Adjusted Gross Margin: Fourth quarter per Mcf adjusted gross margin for natural gas expected to be slightly lower than the third quarter. Per barrel adjusted gross margin for crude oil and NGLs expected to remain in line with the third quarter. Combined fourth quarter per barrel adjusted gross margin for produced water expected to range between $0.85 and $0.90.
Capital Expenditures: 2025 capital expenditures expected to be towards the high end of $625 million to $775 million. 2026 capital expenditures projected to be at least $1.1 billion, driven by organic growth and Aris acquisition.
Free Cash Flow: 2025 free cash flow expected to exceed the high end of the guidance range of $1.275 billion to $1.475 billion, with incremental contributions from Aris assets.
Adjusted EBITDA: 2025 adjusted EBITDA expected to be towards the high end of $2.35 billion to $2.55 billion, including $45 million to $50 million from Aris assets.
Powder River Basin Throughput: Expected to decline in the fourth quarter of 2025 and into 2026 due to commodity price weakness and lower customer activity levels.
DJ Basin Throughput: Overall throughput expected to decline modestly in 2026, but Oxy's development of Bronco CAP area in early 2026 may provide incremental volumes.

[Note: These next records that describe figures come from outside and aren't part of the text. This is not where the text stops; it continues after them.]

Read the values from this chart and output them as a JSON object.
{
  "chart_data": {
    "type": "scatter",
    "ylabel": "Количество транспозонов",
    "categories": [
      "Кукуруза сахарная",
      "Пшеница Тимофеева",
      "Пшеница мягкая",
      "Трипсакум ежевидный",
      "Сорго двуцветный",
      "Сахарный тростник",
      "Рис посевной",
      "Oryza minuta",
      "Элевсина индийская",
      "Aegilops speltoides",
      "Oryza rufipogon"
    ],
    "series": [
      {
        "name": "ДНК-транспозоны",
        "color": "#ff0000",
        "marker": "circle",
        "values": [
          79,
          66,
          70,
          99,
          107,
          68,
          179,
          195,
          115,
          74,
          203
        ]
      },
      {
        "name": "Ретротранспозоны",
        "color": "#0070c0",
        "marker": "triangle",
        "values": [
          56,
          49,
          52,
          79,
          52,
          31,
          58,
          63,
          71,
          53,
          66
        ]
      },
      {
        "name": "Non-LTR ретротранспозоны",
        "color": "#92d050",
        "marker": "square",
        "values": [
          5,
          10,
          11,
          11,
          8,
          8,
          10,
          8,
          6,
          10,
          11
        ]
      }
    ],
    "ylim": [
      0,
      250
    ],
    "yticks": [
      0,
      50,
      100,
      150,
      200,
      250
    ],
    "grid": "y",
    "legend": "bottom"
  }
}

Delaware Basin Growth: Continued throughput growth expected in 2026, supported by Aris acquisition and organic growth initiatives like North Loving II.

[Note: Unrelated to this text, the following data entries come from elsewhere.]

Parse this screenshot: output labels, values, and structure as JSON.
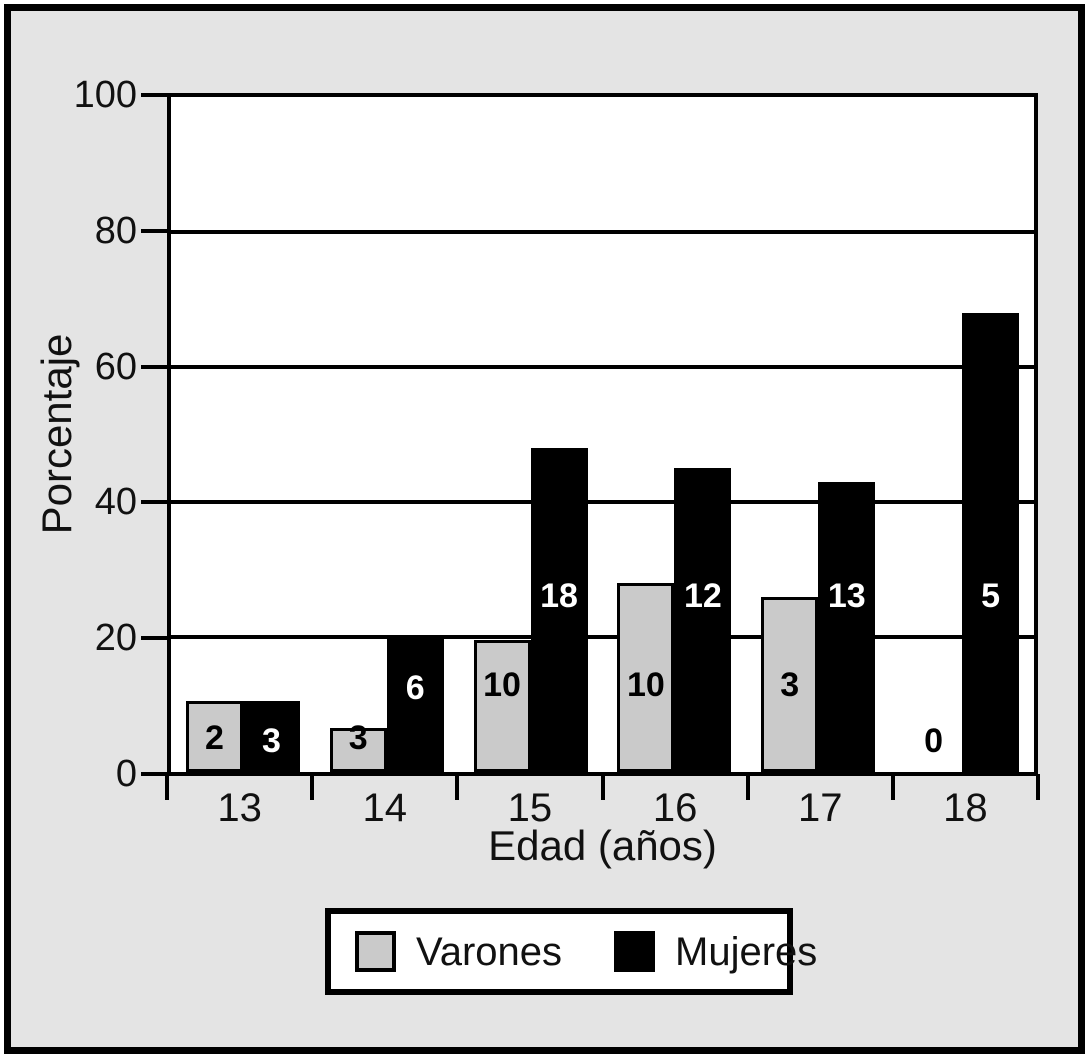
{
  "figure": {
    "panel_background": "#e4e4e4",
    "frame_color": "#000000",
    "plot_background": "#ffffff"
  },
  "chart_data": {
    "type": "bar",
    "title": "",
    "xlabel": "Edad (años)",
    "ylabel": "Porcentaje",
    "categories": [
      "13",
      "14",
      "15",
      "16",
      "17",
      "18"
    ],
    "yticks": [
      100,
      80,
      60,
      40,
      20,
      0
    ],
    "ylim": [
      0,
      100
    ],
    "grid": "horizontal",
    "legend_position": "bottom",
    "series": [
      {
        "name": "Varones",
        "color": "#cacaca",
        "outline": "#000000",
        "label_color": "#000000",
        "values_percent": [
          10.5,
          6.5,
          19.5,
          28,
          26,
          0
        ],
        "bar_labels": [
          "2",
          "3",
          "10",
          "10",
          "3",
          "0"
        ]
      },
      {
        "name": "Mujeres",
        "color": "#000000",
        "outline": "#000000",
        "label_color": "#ffffff",
        "values_percent": [
          10.5,
          20,
          48,
          45,
          43,
          68
        ],
        "bar_labels": [
          "3",
          "6",
          "18",
          "12",
          "13",
          "5"
        ]
      }
    ]
  }
}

Quarterly Distribution: In October, a quarterly distribution of $0.91 per unit was declared, consistent with the prior quarter's distribution. This will be paid on November 14 to unitholders of record on October 31.
The earnings call summary indicates positive elements such as increased adjusted gross margin, decreased operation and maintenance expenses, and strong cash flow. The Q&A section reveals sustainable cost management initiatives and potential for distribution step-ups, enhancing investor confidence. The acquisition of Aris Water Solutions and the expansion plans in New Mexico further support growth prospects. Despite some uncertainties, the overall sentiment is positive, likely leading to a stock price increase in the short term.
The earnings call highlights several positive factors: the completion of the North Loving Plant, prudent capital allocation, a 4% distribution increase, and expected throughput growth. The Q&A session further supports a positive outlook with leverage-neutral financing for the Aris deal, strong customer support, and confidence in growth projects. Additionally, the company maintains its 2025 guidance despite a lower commodity price environment, indicating resilience. These factors, combined with optimistic guidance and strategic growth initiatives, suggest a positive sentiment, likely leading to a stock price increase of 2% to 8%.
The earnings call summary presents a mixed picture. Financial performance shows stability with a 4% distribution increase, but adjusted gross margin decreased. The Q&A highlights potential risks like market volatility and operational delays. Guidance remains unchanged despite lower commodity prices, indicating resilience. However, management's unclear responses on contract specifics and potential CapEx adjustments add uncertainty. Overall, the sentiment is neutral, with no strong positive or negative catalysts evident.
The earnings call shows strong financial performance with increased net income and EBITDA, but uncertainties in capital allocation and contract renewals pose risks. The shareholder return plan focuses on sustainable growth, yet the retirement of enhanced distribution may limit flexibility. The Q&A reveals management's unclear responses on capital spending and growth targets, adding uncertainty. Despite strong financials, these factors balance out, leading to a neutral sentiment.